Indian business executive (born 1967)

C Vijayakumar is an Indian business executive who is the CEO and Managing Director of multinational technology company HCLTech. He was appointed the company’s CEO in October 2016 and its Managing Director in July 2021.

== Early life and education==
Vijayakumar was born in Coimbatore in Tamil Nadu, India and did his schooling from ‘The Lawrence School’ in Lovedale, Ooty and Thambu Higher Secondary School, Government Press Colony, Coimbatore. He is a graduate in Electrical & Electronics Engineering from P.S.G. College of Technology, Tamil Nadu, India and currently resides in New Jersey in the USA.

==Career ==
C Vijayakumar joined HCLTech in 1994 in the founding startup team of Comnet as a senior technical engineer.
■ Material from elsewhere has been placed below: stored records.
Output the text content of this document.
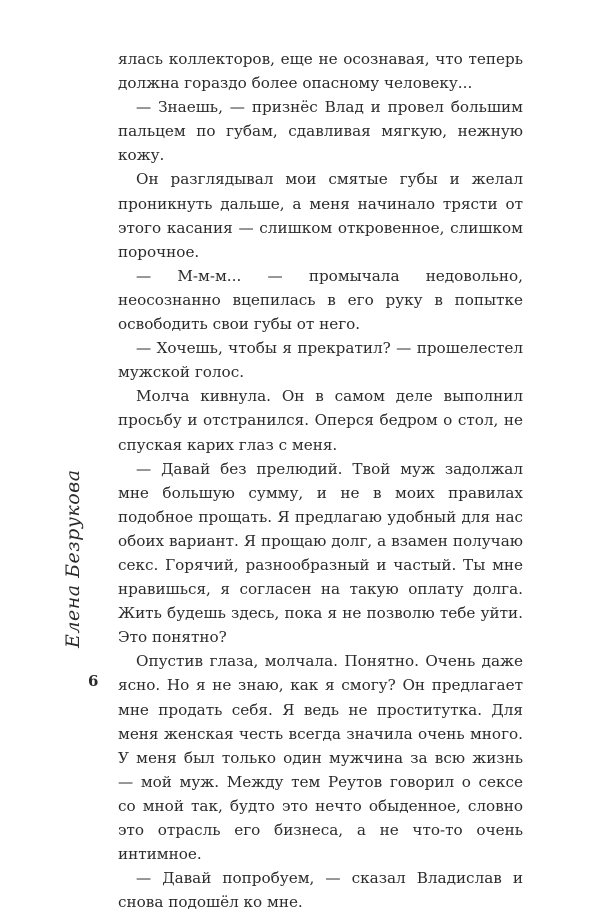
ялась коллекторов, еще не осознавая, что теперь должна гораздо более опасному человеку...

— Знаешь, — признёс Влад и провел большим пальцем по губам, сдавливая мягкую, нежную кожу.

Он разглядывал мои смятые губы и желал проникнуть дальше, а меня начинало трясти от этого касания — слишком откровенное, слишком порочное.

— М-м-м... — промычала недовольно, неосознанно вцепилась в его руку в попытке освободить свои губы от него.

— Хочешь, чтобы я прекратил? — прошелестел мужской голос.

Молча кивнула. Он в самом деле выполнил просьбу и отстранился. Оперся бедром о стол, не спуская карих глаз с меня.

— Давай без прелюдий. Твой муж задолжал мне большую сумму, и не в моих правилах подобное прощать. Я предлагаю удобный для нас обоих вариант. Я прощаю долг, а взамен получаю секс. Горячий, разнообразный и частый. Ты мне нравишься, я согласен на такую оплату долга. Жить будешь здесь, пока я не позволю тебе уйти. Это понятно?

Опустив глаза, молчала. Понятно. Очень даже ясно. Но я не знаю, как я смогу? Он предлагает мне продать себя. Я ведь не проститутка. Для меня женская честь всегда значила очень много. У меня был только один мужчина за всю жизнь — мой муж. Между тем Реутов говорил о сексе со мной так, будто это нечто обыденное, словно это отрасль его бизнеса, а не что-то очень интимное.

— Давай попробуем, — сказал Владислав и снова подошёл ко мне.

Елена Безрукова
6
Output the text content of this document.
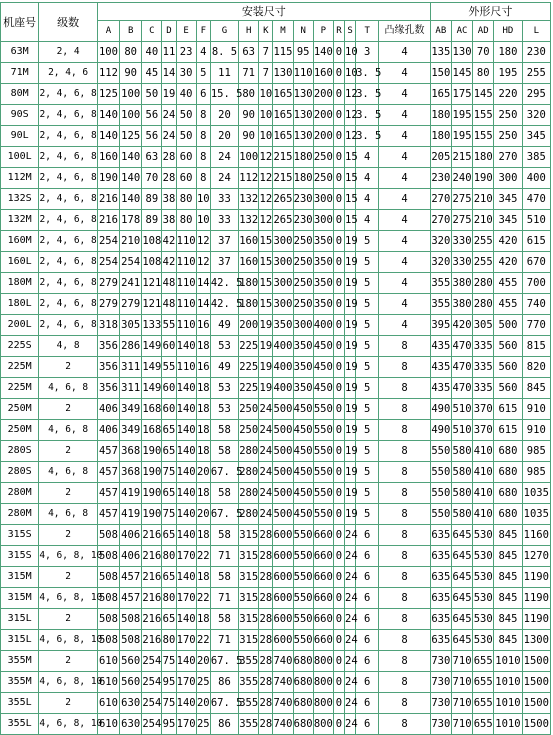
机座号	级数	安装尺寸																外形尺寸				
		A	B	C	D	E	F	G	H	K	M	N	P	R	S	T	凸缘孔数	AB	AC	AD	HD	L
63M	2, 4	100	80	40	11	23	4	8. 5	63	7	115	95	140	0	10	3	4	135	130	70	180	230
71M	2, 4, 6	112	90	45	14	30	5	11	71	7	130	110	160	0	10	3. 5	4	150	145	80	195	255
80M	2, 4, 6, 8	125	100	50	19	40	6	15. 5	80	10	165	130	200	0	12	3. 5	4	165	175	145	220	295
90S	2, 4, 6, 8	140	100	56	24	50	8	20	90	10	165	130	200	0	12	3. 5	4	180	195	155	250	320
90L	2, 4, 6, 8	140	125	56	24	50	8	20	90	10	165	130	200	0	12	3. 5	4	180	195	155	250	345
100L	2, 4, 6, 8	160	140	63	28	60	8	24	100	12	215	180	250	0	15	4	4	205	215	180	270	385
112M	2, 4, 6, 8	190	140	70	28	60	8	24	112	12	215	180	250	0	15	4	4	230	240	190	300	400
132S	2, 4, 6, 8	216	140	89	38	80	10	33	132	12	265	230	300	0	15	4	4	270	275	210	345	470
132M	2, 4, 6, 8	216	178	89	38	80	10	33	132	12	265	230	300	0	15	4	4	270	275	210	345	510
160M	2, 4, 6, 8	254	210	108	42	110	12	37	160	15	300	250	350	0	19	5	4	320	330	255	420	615
160L	2, 4, 6, 8	254	254	108	42	110	12	37	160	15	300	250	350	0	19	5	4	320	330	255	420	670
180M	2, 4, 6, 8	279	241	121	48	110	14	42. 5	180	15	300	250	350	0	19	5	4	355	380	280	455	700
180L	2, 4, 6, 8	279	279	121	48	110	14	42. 5	180	15	300	250	350	0	19	5	4	355	380	280	455	740
200L	2, 4, 6, 8	318	305	133	55	110	16	49	200	19	350	300	400	0	19	5	4	395	420	305	500	770
225S	4, 8	356	286	149	60	140	18	53	225	19	400	350	450	0	19	5	8	435	470	335	560	815
225M	2	356	311	149	55	110	16	49	225	19	400	350	450	0	19	5	8	435	470	335	560	820
225M	4, 6, 8	356	311	149	60	140	18	53	225	19	400	350	450	0	19	5	8	435	470	335	560	845
250M	2	406	349	168	60	140	18	53	250	24	500	450	550	0	19	5	8	490	510	370	615	910
250M	4, 6, 8	406	349	168	65	140	18	58	250	24	500	450	550	0	19	5	8	490	510	370	615	910
280S	2	457	368	190	65	140	18	58	280	24	500	450	550	0	19	5	8	550	580	410	680	985
280S	4, 6, 8	457	368	190	75	140	20	67. 5	280	24	500	450	550	0	19	5	8	550	580	410	680	985
280M	2	457	419	190	65	140	18	58	280	24	500	450	550	0	19	5	8	550	580	410	680	1035
280M	4, 6, 8	457	419	190	75	140	20	67. 5	280	24	500	450	550	0	19	5	8	550	580	410	680	1035
315S	2	508	406	216	65	140	18	58	315	28	600	550	660	0	24	6	8	635	645	530	845	1160
315S	4, 6, 8, 10	508	406	216	80	170	22	71	315	28	600	550	660	0	24	6	8	635	645	530	845	1270
315M	2	508	457	216	65	140	18	58	315	28	600	550	660	0	24	6	8	635	645	530	845	1190
315M	4, 6, 8, 10	508	457	216	80	170	22	71	315	28	600	550	660	0	24	6	8	635	645	530	845	1190
315L	2	508	508	216	65	140	18	58	315	28	600	550	660	0	24	6	8	635	645	530	845	1190
315L	4, 6, 8, 10	508	508	216	80	170	22	71	315	28	600	550	660	0	24	6	8	635	645	530	845	1300
355M	2	610	560	254	75	140	20	67. 5	355	28	740	680	800	0	24	6	8	730	710	655	1010	1500
355M	4, 6, 8, 10	610	560	254	95	170	25	86	355	28	740	680	800	0	24	6	8	730	710	655	1010	1500
355L	2	610	630	254	75	140	20	67. 5	355	28	740	680	800	0	24	6	8	730	710	655	1010	1500
355L	4, 6, 8, 10	610	630	254	95	170	25	86	355	28	740	680	800	0	24	6	8	730	710	655	1010	1500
He was appointed the company's chief operating officer in July 2016 and in October that same year was promoted to be the CEO, succeeding Anant Gupta.

Prior to becoming COO of the company, he was the President of HCL's infrastructure services business.

== Recognition ==
- Vijayakumar was rated by Business Today as the Best CEO of the Year, 2020 in IT/ITES Industry.
- He was included in the list of Top 10 Disruptive CEOs by industry analyst group, HfS.